There are a few cobwebs that will soon overrun the place after no Black is left to run it. Dust has begun to gather on a few old books. It will soon be wiped off, but it will come anew, as is its nature. Regulus sees the premonitions for the house's eventual decay, and he doesn't regret it.
He looks outside the window, his elbows resting on the sill. He knows that this house will always terrify him, because Sirius will never set foot here again. Sirius was his courage, and he's lost that, now.
There is a connection that brothers have, especially Black brothers. Cygnus and Alphard, despite their differences, always respected each other, as Regulus observed. But he hadn't realized that connections can be broken, if enough strain is applied. And tension was there from the beginning, just because of the happenings in the world. The events that happened at Hogwarts only made that tension worse.
He always knew that Sirius couldn't ever live in this house, let alone be the head of it. Sirius didn't have the heart for it; he was wild like Bella, hardly ever content to be still. He was the extrovert to Regulus's introvert. And in the bottom of his heart, Regulus always knew that Sirius would one day be gone. The bonds that held him to the Blacks never left any visible welts on Sirius; he slipped out of the ropes with ease.
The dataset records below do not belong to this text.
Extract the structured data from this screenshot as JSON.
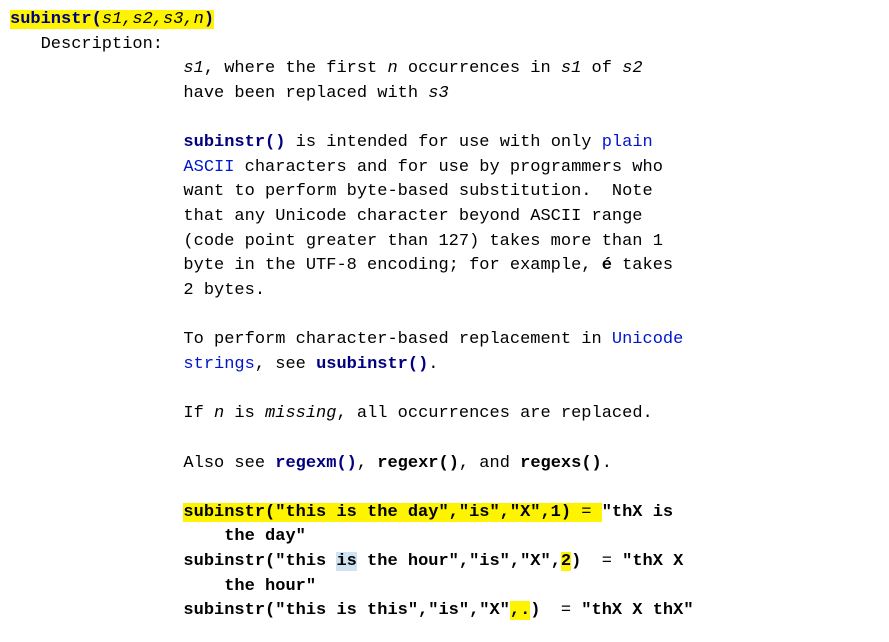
{
  "sig": {
    "fn": "subinstr",
    "open": "(",
    "args": "s1,s2,s3,n",
    "close": ")"
  },
  "labels": {
    "description": "Description:  "
  },
  "desc": {
    "p1a": "s1",
    "p1b": ", where the first ",
    "p1c": "n",
    "p1d": " occurrences in ",
    "p1e": "s1",
    "p1f": " of ",
    "p1g": "s2",
    "p1h": "have been replaced with ",
    "p1i": "s3",
    "p2a": "subinstr()",
    "p2b": " is intended for use with only ",
    "p2c": "plain",
    "p2d": "ASCII",
    "p2e": " characters and for use by programmers who",
    "p2f": "want to perform byte-based substitution.  Note",
    "p2g": "that any Unicode character beyond ASCII range",
    "p2h": "(code point greater than 127) takes more than 1",
    "p2i": "byte in the UTF-8 encoding; for example, ",
    "p2j": "é",
    "p2k": " takes",
    "p2l": "2 bytes.",
    "p3a": "To perform character-based replacement in ",
    "p3b": "Unicode",
    "p3c": "strings",
    "p3d": ", see ",
    "p3e": "usubinstr()",
    "p3f": ".",
    "p4a": "If ",
    "p4b": "n",
    "p4c": " is ",
    "p4d": "missing",
    "p4e": ", all occurrences are replaced.",
    "p5a": "Also see ",
    "p5b": "regexm()",
    "p5c": ", ",
    "p5d": "regexr()",
    "p5e": ", and ",
    "p5f": "regexs()",
    "p5g": ".",
    "ex1a": "subinstr(\"this is the day\",\"is\",\"X\",1)",
    "ex1b": " = ",
    "ex1c": "\"thX is",
    "ex1d": "    the day\"",
    "ex2a": "subinstr(\"this ",
    "ex2b": "is",
    "ex2c": " the hour\",\"is\",\"X\",",
    "ex2d": "2",
    "ex2e": ")",
    "ex2f": "  = ",
    "ex2g": "\"thX X",
    "ex2h": "    the hour\"",
    "ex3a": "subinstr(\"this is this\",\"is\",\"X\"",
    "ex3b": ",.",
    "ex3c": ")",
    "ex3d": "  = ",
    "ex3e": "\"thX X thX\""
  }
}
And he wished he could be like Sirius, sometimes. He wished that he was unfettered and unbound. But he was the brother that would always peer back during mischievous schemes to see if Walburga was there, watching with a stony and forbidding glare while Sirius would only look ahead. Sirius was, in an odd way, more of a parental figure than Orion and Walburga were; despite his irresponsibility and reckless disregard for rules, he cared about his brother in a way his parents never did. He taught him spells that he had learned at Hogwarts, even though it was against the law; he was the shoulder Regulus would cry on when he was a child afraid of the dark.
He stops himself from thinking about comforting things like this. Sirius had left; his parents, this Black family, is all he has.
This house, dark and imposing as it may be, is all he has.